ESE students travel to Zambia to study investment effects

Newsroom EUR

Ending the day on an African hilltop, watching the sun go down. It was just one of the many highlights of a study trip, undertaken by 20 students of the Erasmus School of Economics (ESE), to see what makes investors decide to opt for Zambia. Hoping to discover how these decisions impact sustainable development in its agro-processing industry, Miriam Belhaine and 19 fellow students packed their bags and took off. 

When we speak, Miriam is about to pack for a well-deserved trip to see the Victoria Falls and enjoy a safari. That said, the 20 representants of the AEclipse student union did not just go to see the famous waterfalls or the Big Five. After four months of desk research, studying the effects of direct foreign investments in Zambia, they recently completed their project with two weeks of field work, interviewing production managers at foreign-owned companies. 

Cows and chickens

Buffalos, leopards, rhinoceros, elephants and lions are all glorious creatures, but Belhaine’s group primarily came to check on cows and chickens. Having spent months researching the effects of climate change in Tanzania during an earlier study, Miriam felt the urge to return to Africa for her studies in International Economics. Fortunately, the continent was well-represented at the priority list set up by the European Center for Development Policy Management (ECDPM) in Maastricht. Partnering up with this organisation, as well as the faculty and a Dutch water company, her commission managed to organise this study trip, which is expected to produce a report that will inform future investors.

Having seen several meat processing plants, ranches, and a Zambian Breweries malting plant, Miriam believes direct foreign investments are actually doing a lot of good for the country. By training people to work with machines that are not available at local schools, foreign-owned companies provide skilled employment to thousands of workers. And although many of these jobs may not be the most interesting, Belhaine admits, the students saw no evidence of practices such as child labour. Instead, the chicken processing factory they visited was up to modern standards. Dressed in white boots, overalls and hair nets, the students got to see how each employee had one specific job, such as removing legs or guts. Tens of simple steps made up an effective production line. 

Elephant in Zambia

Tax benefits

Most of the companies the students visited, enjoy several of the tax benefits the Zambian government offers to foreign investors in order to stimulate its economy. Nevertheless, serious risks to investments and a large national debt result in high interest rates and an unstable exchange rate, making it hard to borrow money locally, the students noted. And there are other issues. Despite registering as Zambian companies to avoid administrative hassle, political decisions may have a big impact on foreign investors.

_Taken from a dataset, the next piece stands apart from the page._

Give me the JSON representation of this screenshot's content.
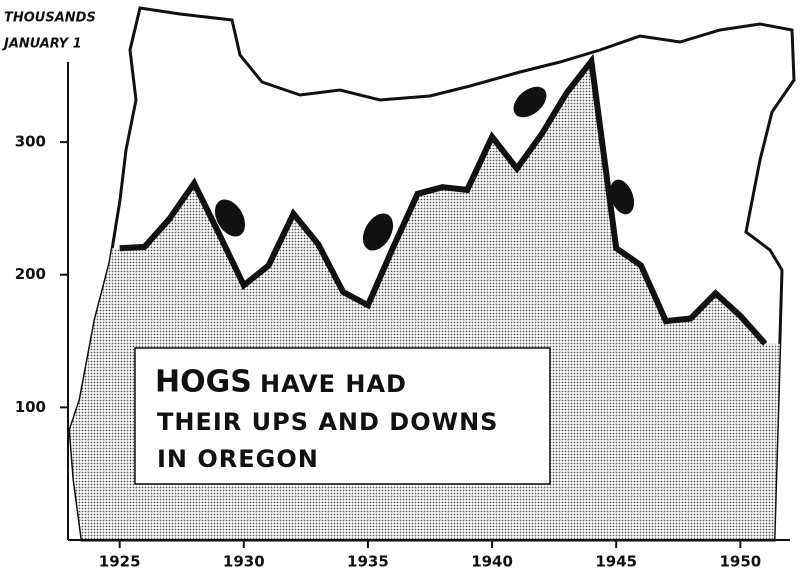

If the government would not allow for tax cuts, Miriam believes, most large multinationals in the agro-processing industry would not be here - Big Five or no Big Five.

Companies are driven by the object to earn money, and roughly the same applies to their sustainable behaviour. As part of their research, the students looked into the environmental impact of production. Out of economic considerations an enterprise like Kachema Meat Supplies aims to use water and energy as efficiently as possible, Belhaine noted, and companies also have the obligation to do so.

But unlike the really large multinationals, the students concluded, many of such self-proclaimed ‘proudly Zambian’ companies powered by foreign funding take these measures out of a love for the country as well. And driving on a ranch in a land rover, cruising towards an African sunset, could you blame them?